Не желая согласиться с этим, Илиэль сказала себе, что в ней самой тоже должна находиться частица Сирила Грея, полученная ею по праву подарка. Однако, вглядываясь в себя, она не нашла ничего, кроме непроницаемого ядрышка, напомнившего ей о задернутом покрывале. Значит, в сачке еще ничего нет, подумала она, успокаиваясь; однако отсутствие любимого в столь важный момент ее жизни показалось ей какой-то мистерией ужаса, и на нее словно повеяло холодом: ей вдруг показалось, что не существует больше и ее самой. А что, если и Луна тоже всего лишь мертвая душа? А что, если... что, если... что, если...

Она охотно бы бросилась искать его по всей Вселенной; но сейчас она была неспособна ни к какому усилию. Наконец она вновь вернулась в состояние восприятия, и целый рой впечатлений окружил ее, не вызвав, впрочем, никакой ответной реакции.

Потом она почувствовала, что ее физические глаза открылись. Это движение вернуло ее обратно в тело; однако материальный мир сумел удержать ее едва ли секунду. Она успела увидеть Луну, и в то же время заметила в самой ее середине чью-то фигурку, крохотную, но необычайно яркую. Быстро, точно охотница, фигурка бросилась Илиэль навстречу, затмевая собою Луну, и она увидела Артемиду — в серебряных сандалиях с длинными тонкими ремешками, охватывающими голени, со сверкающим луком и светящимся колчаном для стрел. Следом за ней скачками неслись собаки, и Илиэль показалось даже, что она слышит их лай.

Остановившись между землей и небом, богиня огляделась; глаза ее сияли ликующей радостью. Затем, отвязав от пояса, поднесла к губам серебряный рог. Голос его прозвучал необычайно громко в бескрайних просторах неба; и звезды послушно покинули свои троны, следуя зову повелительницы. Они составили настоящую партию охотников: Илиэль видела, что это были уже не звезды, а души. Не Саймон ли Ифф как-то говорил ей: «Каждый мужчина и каждая женщина — это звезда»? Едва вспомнив это, она заметила, что Артемида смотрит на нее, причем смотрит с почтением, если не сказать с робостью. Эта охота затевалась не ради развлечения: победитель и должен был стать жертвой. Каждая из душ отличалась подлинным героизмом: она была готова пожертвовать собой, подобно Одину, провисевшему девять ледяных ночей в Пространстве, с копьем в груди, пронзенной его же собственной рукой. В чем состояла истинная, цель охоты, Илиэль еще не догадывалась; однако ей, вдруг представилось, что всякий акт воплощения сродни смерти на кресте. Она поняла, что ошиблась, сочтя все эти души охотниками; ей подумалось даже, что это она сама должна охотиться на них.

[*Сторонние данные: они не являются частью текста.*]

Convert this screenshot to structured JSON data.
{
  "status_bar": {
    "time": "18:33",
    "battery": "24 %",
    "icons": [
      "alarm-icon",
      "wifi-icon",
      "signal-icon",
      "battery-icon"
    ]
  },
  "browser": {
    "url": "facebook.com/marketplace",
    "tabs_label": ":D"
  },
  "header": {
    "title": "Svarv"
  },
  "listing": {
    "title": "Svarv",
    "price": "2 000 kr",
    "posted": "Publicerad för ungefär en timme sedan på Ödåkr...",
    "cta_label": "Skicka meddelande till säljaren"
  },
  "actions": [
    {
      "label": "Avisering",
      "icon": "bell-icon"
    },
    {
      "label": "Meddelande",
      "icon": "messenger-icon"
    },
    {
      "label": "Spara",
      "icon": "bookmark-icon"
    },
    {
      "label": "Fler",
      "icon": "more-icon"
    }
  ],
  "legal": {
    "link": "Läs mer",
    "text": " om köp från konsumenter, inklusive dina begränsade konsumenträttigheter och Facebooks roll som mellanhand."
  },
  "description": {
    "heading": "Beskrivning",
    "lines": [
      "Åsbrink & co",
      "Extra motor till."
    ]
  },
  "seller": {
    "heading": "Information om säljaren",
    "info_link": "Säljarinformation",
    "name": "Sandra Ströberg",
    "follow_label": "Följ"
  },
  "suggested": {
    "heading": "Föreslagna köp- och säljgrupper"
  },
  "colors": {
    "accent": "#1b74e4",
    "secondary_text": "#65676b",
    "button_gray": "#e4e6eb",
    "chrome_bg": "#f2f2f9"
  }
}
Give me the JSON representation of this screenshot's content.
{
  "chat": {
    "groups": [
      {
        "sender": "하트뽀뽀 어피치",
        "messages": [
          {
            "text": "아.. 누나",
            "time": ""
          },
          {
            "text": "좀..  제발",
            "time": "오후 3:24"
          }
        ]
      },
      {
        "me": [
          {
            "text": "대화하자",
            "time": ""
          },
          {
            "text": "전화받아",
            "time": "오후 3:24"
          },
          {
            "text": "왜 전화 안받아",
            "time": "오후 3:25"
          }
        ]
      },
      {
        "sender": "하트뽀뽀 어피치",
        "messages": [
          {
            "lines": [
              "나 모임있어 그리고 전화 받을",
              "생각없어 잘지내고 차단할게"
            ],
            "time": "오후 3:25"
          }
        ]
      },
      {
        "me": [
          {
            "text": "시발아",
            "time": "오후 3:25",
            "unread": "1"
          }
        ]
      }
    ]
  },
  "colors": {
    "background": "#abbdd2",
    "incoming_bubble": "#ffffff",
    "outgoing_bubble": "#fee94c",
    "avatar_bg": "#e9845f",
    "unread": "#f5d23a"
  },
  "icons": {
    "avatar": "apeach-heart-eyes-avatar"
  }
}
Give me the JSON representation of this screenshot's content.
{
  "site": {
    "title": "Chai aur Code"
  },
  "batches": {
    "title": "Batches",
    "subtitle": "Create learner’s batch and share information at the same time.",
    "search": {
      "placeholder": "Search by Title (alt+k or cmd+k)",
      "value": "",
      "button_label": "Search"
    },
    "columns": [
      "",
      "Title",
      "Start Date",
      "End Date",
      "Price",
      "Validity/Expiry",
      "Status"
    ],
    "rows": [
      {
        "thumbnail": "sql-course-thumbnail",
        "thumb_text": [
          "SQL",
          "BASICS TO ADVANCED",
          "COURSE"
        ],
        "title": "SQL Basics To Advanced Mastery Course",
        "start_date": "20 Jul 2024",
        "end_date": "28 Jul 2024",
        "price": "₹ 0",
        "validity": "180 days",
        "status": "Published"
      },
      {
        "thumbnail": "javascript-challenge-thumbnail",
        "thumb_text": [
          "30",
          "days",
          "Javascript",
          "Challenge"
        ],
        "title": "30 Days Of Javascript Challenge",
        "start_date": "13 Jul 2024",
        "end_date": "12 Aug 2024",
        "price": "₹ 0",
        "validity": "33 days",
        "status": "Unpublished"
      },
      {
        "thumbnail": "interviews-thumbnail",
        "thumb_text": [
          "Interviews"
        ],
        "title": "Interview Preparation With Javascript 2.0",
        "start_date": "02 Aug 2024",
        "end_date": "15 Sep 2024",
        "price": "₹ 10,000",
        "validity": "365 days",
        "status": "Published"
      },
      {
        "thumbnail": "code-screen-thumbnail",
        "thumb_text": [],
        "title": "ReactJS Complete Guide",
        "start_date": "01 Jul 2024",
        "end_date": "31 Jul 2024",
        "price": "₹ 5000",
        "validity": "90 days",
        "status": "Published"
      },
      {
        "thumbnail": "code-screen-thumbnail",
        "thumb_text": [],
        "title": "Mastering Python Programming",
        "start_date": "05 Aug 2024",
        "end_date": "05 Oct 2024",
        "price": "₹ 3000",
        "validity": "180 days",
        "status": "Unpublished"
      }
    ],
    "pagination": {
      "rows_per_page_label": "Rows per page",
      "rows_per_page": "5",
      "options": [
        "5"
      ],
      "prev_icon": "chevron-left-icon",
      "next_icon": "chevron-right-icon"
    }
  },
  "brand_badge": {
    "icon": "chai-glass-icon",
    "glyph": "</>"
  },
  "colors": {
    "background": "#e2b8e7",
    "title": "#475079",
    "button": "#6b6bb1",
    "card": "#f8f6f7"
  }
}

Внезапно перед ее мысленным взором на миг возникла легендарная магнитная скала, притягивавшая к себе корабли с такой силой, что их железные скрепы вырывались из пазов, деревянные части распадались, и весь корабль превращался в груду обломков. Но это длилось только одно мгновение; души стали приближаться к ней;

Она уже различала оттенки отбрасываемых ими лучей. А затем убедилась, что в сад к ней проникали лишь те, которые обладали лунной природой. Остальным приходилось поворачивать назад, и Лиза чувствовала, как при этом их охватывает дрожь недоумения, как будто такое случалось с ними впервые.

И вот она уже стоит вместе с Артемидой на Лунной террасе, рассматривая лежащее в «люльке» тело Лизы Ла Джуффриа. Да, теперь она понимала, насколько мертво это физическое тело; оно было так же мертво, как и сама «люлька», оно не было реальным. Все материальные вещи вокруг были нереальны, это были оболочки, не имевшие никакого значения, геометрические абстракции наподобие тех, о которых ей рассказывал Саймон Ифф во время их первой встречи. И все-таки это тело отличалось от других тел и теней: на нем сосредотачивалось действие некоего электрического феномена (она не могла подобрать для него другого слова). Длинный узкий конус яркого белого света был направлен прямо на нее. Она видела лишь его вершину, но инстинктивно догадывалась, что в его основании находилось Солнце. Вокруг конуса играли и плясали странные существа, увитые виноградными листьями; в руках они держали изображения всевозможных вещей — игрушек, домов, кукол, пароходов, полей и лесов, солдатиков в разноцветных мундирах, маленьких адвокатов в париках и мантиях, и еще множество других кусочков обыденной жизни.

Войдя в полосу света, отбрасываемую конусом, души принимали человеческий облик, и Илиэль с величайшим удивлением узнавала в них многих великих представителей своей расы.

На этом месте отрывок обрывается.